Australia’s mining industry is poised for good news as China's anticipated surge in scrap iron steel has failed to materialize. This development comes as three of Australia's biggest mining companies, BHP, Rio Tinto, and Fortescue, are scheduled to release their financial reports next week.
Iron ore, a key commodity for these mining giants, has maintained a robust price of above $100 per tonne for the past year, making it a significant profit driver for BHP and Rio Tinto, and the sole source of profit for Fortescue. However, concerns have been raised about a potential decline in iron ore prices due to dwindling construction activity in China, increased usage of locally collected scrap steel, and competition from new African mines, particularly Simandou in Guinea.
Westpac Bank's latest commodity research note predicted a lower iron ore price, projecting a drop from $127 to $113 per tonne in the June quarter, with further decline to $91 per tonne by the end of the year. However, Morgan Stanley disagrees with this outlook. In a note published on February 9, the bank suggested that iron ore prices would recover and potentially reach $140 per tonne in the June quarter, with the potential for further increase beyond that.
Morgan Stanley's analysis highlights the underwhelming performance of scrap steel in the Chinese steel industry. The bank argues that scrap, which primarily dominates in electric arc furnaces, has not been able to make significant inroads against iron ore as the dominant feed in blast furnaces. Recent estimates suggest that iron ore and metallurgical coal will continue to dominate steelmaking in China for the foreseeable future.

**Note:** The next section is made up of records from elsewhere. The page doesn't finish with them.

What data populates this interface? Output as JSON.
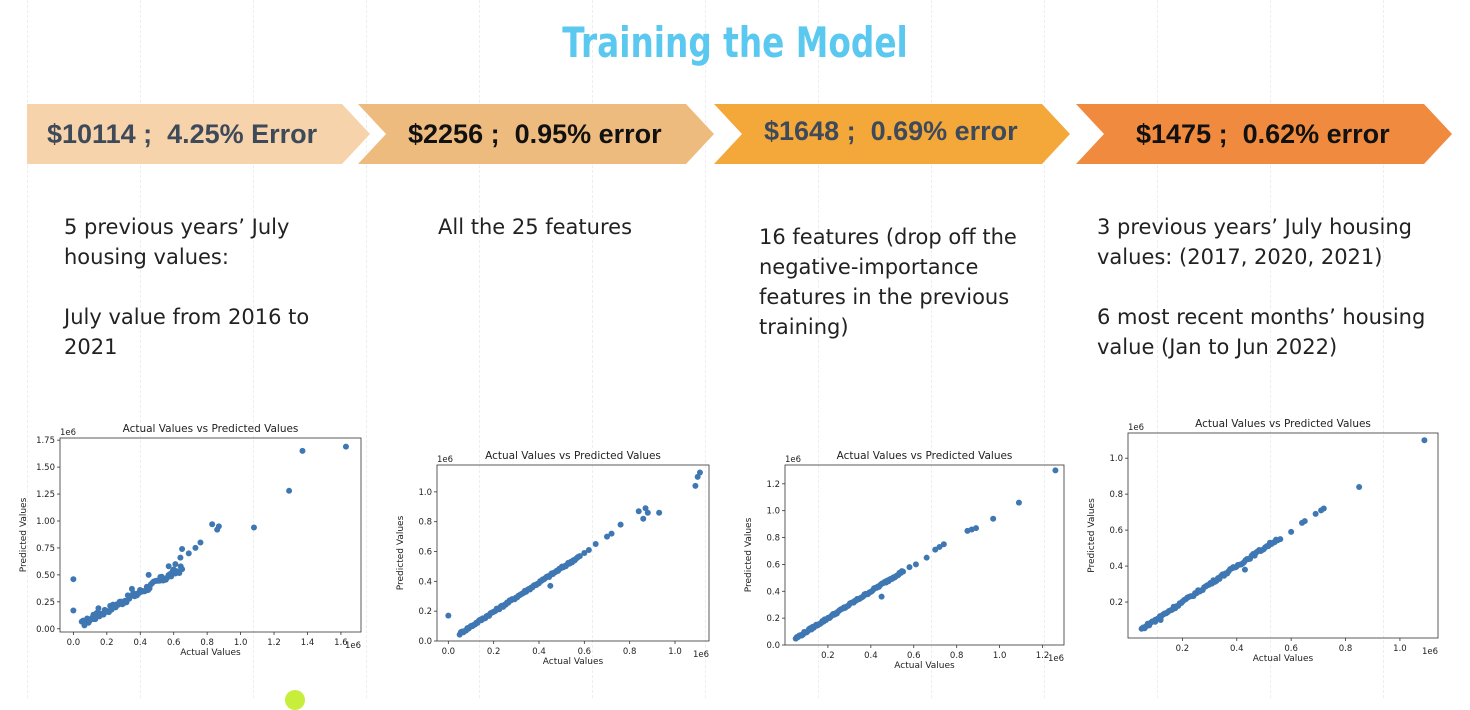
{
  "title": "Training the Model",
  "colors": {
    "title": "#5bc8f0",
    "chevrons": [
      "#f6d3ab",
      "#eebb7f",
      "#f4a83a",
      "#f08a3e"
    ],
    "point": "#3f77b3"
  },
  "steps": [
    {
      "label": "$10114 ;  4.25% Error",
      "text_color": "#3e4a59",
      "description": [
        "5 previous years’ July housing values:",
        "July value from 2016 to 2021"
      ]
    },
    {
      "label": "$2256 ;  0.95% error",
      "text_color": "#111111",
      "description": [
        "All the 25 features"
      ]
    },
    {
      "label": "$1648 ;  0.69% error",
      "text_color": "#3e4a59",
      "description": [
        "16 features (drop off the negative-importance features in the previous training)"
      ]
    },
    {
      "label": "$1475 ;  0.62% error",
      "text_color": "#111111",
      "description": [
        "3 previous years’ July housing values: (2017, 2020, 2021)",
        "6 most recent months’ housing value (Jan to Jun 2022)"
      ]
    }
  ],
  "chart_data": [
    {
      "type": "scatter",
      "title": "Actual Values vs Predicted Values",
      "xlabel": "Actual Values",
      "ylabel": "Predicted Values",
      "x_offset_label": "1e6",
      "y_offset_label": "1e6",
      "xlim": [
        -0.08,
        1.72
      ],
      "ylim": [
        -0.03,
        1.77
      ],
      "xticks": [
        0.0,
        0.2,
        0.4,
        0.6,
        0.8,
        1.0,
        1.2,
        1.4,
        1.6
      ],
      "xtick_labels": [
        "0.0",
        "0.2",
        "0.4",
        "0.6",
        "0.8",
        "1.0",
        "1.2",
        "1.4",
        "1.6"
      ],
      "yticks": [
        0.0,
        0.25,
        0.5,
        0.75,
        1.0,
        1.25,
        1.5,
        1.75
      ],
      "ytick_labels": [
        "0.00",
        "0.25",
        "0.50",
        "0.75",
        "1.00",
        "1.25",
        "1.50",
        "1.75"
      ],
      "trend": {
        "x_start": 0.05,
        "x_end": 0.65,
        "n": 75,
        "slope": 0.86,
        "intercept": 0.0,
        "jitter": 0.03
      },
      "points": [
        [
          0.0,
          0.46
        ],
        [
          0.0,
          0.17
        ],
        [
          0.15,
          0.19
        ],
        [
          0.12,
          0.13
        ],
        [
          0.35,
          0.37
        ],
        [
          0.38,
          0.31
        ],
        [
          0.45,
          0.5
        ],
        [
          0.52,
          0.48
        ],
        [
          0.57,
          0.58
        ],
        [
          0.6,
          0.55
        ],
        [
          0.61,
          0.6
        ],
        [
          0.64,
          0.66
        ],
        [
          0.65,
          0.74
        ],
        [
          0.69,
          0.7
        ],
        [
          0.73,
          0.75
        ],
        [
          0.76,
          0.8
        ],
        [
          0.83,
          0.97
        ],
        [
          0.86,
          0.92
        ],
        [
          0.87,
          0.95
        ],
        [
          1.08,
          0.94
        ],
        [
          1.29,
          1.28
        ],
        [
          1.37,
          1.65
        ],
        [
          1.63,
          1.69
        ]
      ]
    },
    {
      "type": "scatter",
      "title": "Actual Values vs Predicted Values",
      "xlabel": "Actual Values",
      "ylabel": "Predicted Values",
      "x_offset_label": "1e6",
      "y_offset_label": "1e6",
      "xlim": [
        -0.05,
        1.15
      ],
      "ylim": [
        0.0,
        1.18
      ],
      "xticks": [
        0.0,
        0.2,
        0.4,
        0.6,
        0.8,
        1.0
      ],
      "xtick_labels": [
        "0.0",
        "0.2",
        "0.4",
        "0.6",
        "0.8",
        "1.0"
      ],
      "yticks": [
        0.0,
        0.2,
        0.4,
        0.6,
        0.8,
        1.0
      ],
      "ytick_labels": [
        "0.0",
        "0.2",
        "0.4",
        "0.6",
        "0.8",
        "1.0"
      ],
      "trend": {
        "x_start": 0.05,
        "x_end": 0.58,
        "n": 95,
        "slope": 0.98,
        "intercept": 0.0,
        "jitter": 0.008
      },
      "points": [
        [
          0.0,
          0.17
        ],
        [
          0.45,
          0.37
        ],
        [
          0.6,
          0.59
        ],
        [
          0.62,
          0.61
        ],
        [
          0.65,
          0.65
        ],
        [
          0.7,
          0.7
        ],
        [
          0.72,
          0.72
        ],
        [
          0.76,
          0.78
        ],
        [
          0.84,
          0.87
        ],
        [
          0.86,
          0.82
        ],
        [
          0.87,
          0.89
        ],
        [
          0.88,
          0.86
        ],
        [
          0.93,
          0.86
        ],
        [
          1.09,
          1.04
        ],
        [
          1.1,
          1.1
        ],
        [
          1.11,
          1.13
        ]
      ]
    },
    {
      "type": "scatter",
      "title": "Actual Values vs Predicted Values",
      "xlabel": "Actual Values",
      "ylabel": "Predicted Values",
      "x_offset_label": "1e6",
      "y_offset_label": "1e6",
      "xlim": [
        0.0,
        1.3
      ],
      "ylim": [
        0.0,
        1.34
      ],
      "xticks": [
        0.2,
        0.4,
        0.6,
        0.8,
        1.0,
        1.2
      ],
      "xtick_labels": [
        "0.2",
        "0.4",
        "0.6",
        "0.8",
        "1.0",
        "1.2"
      ],
      "yticks": [
        0.0,
        0.2,
        0.4,
        0.6,
        0.8,
        1.0,
        1.2
      ],
      "ytick_labels": [
        "0.0",
        "0.2",
        "0.4",
        "0.6",
        "0.8",
        "1.0",
        "1.2"
      ],
      "trend": {
        "x_start": 0.05,
        "x_end": 0.55,
        "n": 90,
        "slope": 1.0,
        "intercept": 0.0,
        "jitter": 0.008
      },
      "points": [
        [
          0.45,
          0.36
        ],
        [
          0.58,
          0.58
        ],
        [
          0.61,
          0.6
        ],
        [
          0.66,
          0.65
        ],
        [
          0.7,
          0.71
        ],
        [
          0.72,
          0.73
        ],
        [
          0.74,
          0.75
        ],
        [
          0.85,
          0.85
        ],
        [
          0.87,
          0.86
        ],
        [
          0.89,
          0.87
        ],
        [
          0.97,
          0.94
        ],
        [
          1.09,
          1.06
        ],
        [
          1.26,
          1.3
        ]
      ]
    },
    {
      "type": "scatter",
      "title": "Actual Values vs Predicted Values",
      "xlabel": "Actual Values",
      "ylabel": "Predicted Values",
      "x_offset_label": "1e6",
      "y_offset_label": "1e6",
      "xlim": [
        0.0,
        1.14
      ],
      "ylim": [
        0.0,
        1.14
      ],
      "xticks": [
        0.2,
        0.4,
        0.6,
        0.8,
        1.0
      ],
      "xtick_labels": [
        "0.2",
        "0.4",
        "0.6",
        "0.8",
        "1.0"
      ],
      "yticks": [
        0.2,
        0.4,
        0.6,
        0.8,
        1.0
      ],
      "ytick_labels": [
        "0.2",
        "0.4",
        "0.6",
        "0.8",
        "1.0"
      ],
      "trend": {
        "x_start": 0.05,
        "x_end": 0.55,
        "n": 90,
        "slope": 1.0,
        "intercept": 0.0,
        "jitter": 0.008
      },
      "points": [
        [
          0.1,
          0.09
        ],
        [
          0.12,
          0.1
        ],
        [
          0.43,
          0.38
        ],
        [
          0.56,
          0.55
        ],
        [
          0.6,
          0.59
        ],
        [
          0.64,
          0.64
        ],
        [
          0.65,
          0.65
        ],
        [
          0.69,
          0.69
        ],
        [
          0.71,
          0.71
        ],
        [
          0.72,
          0.72
        ],
        [
          0.85,
          0.84
        ],
        [
          1.09,
          1.1
        ]
      ]
    }
  ]
}
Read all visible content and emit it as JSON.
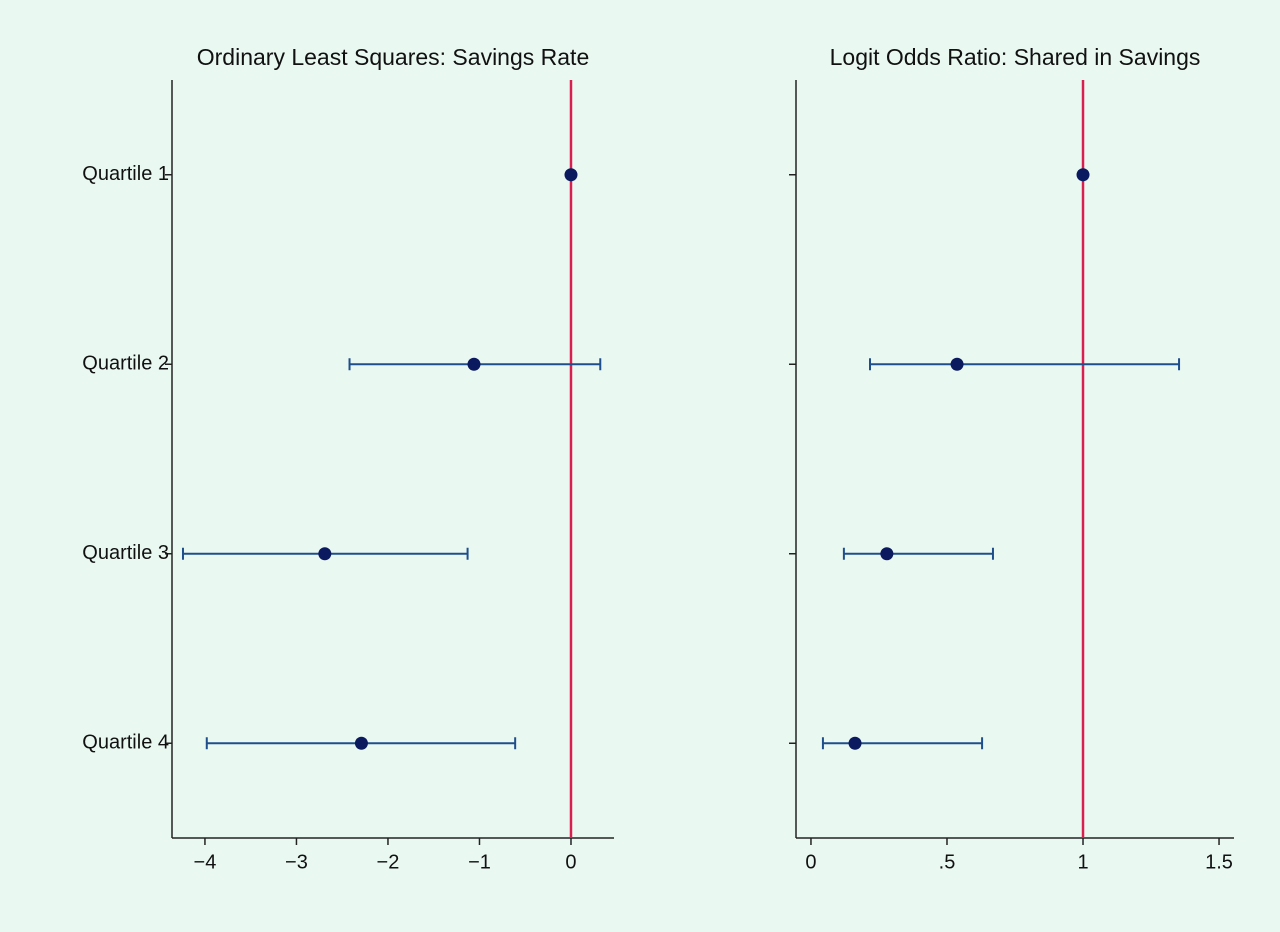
{
  "chart_data": [
    {
      "type": "errorbar",
      "title": "Ordinary Least Squares: Savings Rate",
      "categories": [
        "Quartile 1",
        "Quartile 2",
        "Quartile 3",
        "Quartile 4"
      ],
      "values": [
        0,
        -1.06,
        -2.69,
        -2.29
      ],
      "lower": [
        null,
        -2.42,
        -4.24,
        -3.98
      ],
      "upper": [
        null,
        0.32,
        -1.13,
        -0.61
      ],
      "color": "#0b1a5e",
      "bar_color": "#1f4e8c",
      "refline": 0,
      "refline_color": "#d81f50",
      "xlim": [
        -4.36,
        0.47
      ],
      "xticks": [
        {
          "value": -4,
          "label": "−4"
        },
        {
          "value": -3,
          "label": "−3"
        },
        {
          "value": -2,
          "label": "−2"
        },
        {
          "value": -1,
          "label": "−1"
        },
        0
      ]
    },
    {
      "type": "errorbar",
      "title": "Logit Odds Ratio: Shared in Savings",
      "values": [
        1,
        0.537,
        0.279,
        0.162
      ],
      "lower": [
        null,
        0.217,
        0.121,
        0.044
      ],
      "upper": [
        null,
        1.353,
        0.669,
        0.629
      ],
      "color": "#0b1a5e",
      "bar_color": "#1f4e8c",
      "refline": 1,
      "refline_color": "#d81f50",
      "xlim": [
        -0.055,
        1.555
      ],
      "xticks": [
        0,
        {
          "value": 0.5,
          "label": ".5"
        },
        1,
        1.5
      ]
    }
  ]
}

The failure of scrap steel to gain traction can be seen as contrary to expectations set by a 2017 McKinsey & Company study that projected a substantial increase in the availability of scrap. Even the Chinese government had anticipated a larger share of steel production from electric arc furnaces using scrap, but this forecast now appears overly optimistic.
Several factors contribute to the limited utilization of scrap steel, including ongoing deflation and weak steel profits in China. These circumstances have sustained demand for iron ore and dampened the scrap steel threat.
In conclusion, Australia's mining companies can breathe a sigh of relief as the anticipated surge in scrap iron steel in China has not materialized. This bodes well for BHP, Rio Tinto, and Fortescue as they prepare to release their financial reports. Iron ore prices have remained robust, contrary to predictions of a decline, thanks to the limited adoption of scrap steel in the Chinese steel industry. While challenges remain, the current market dynamics favor the continued demand for iron ore.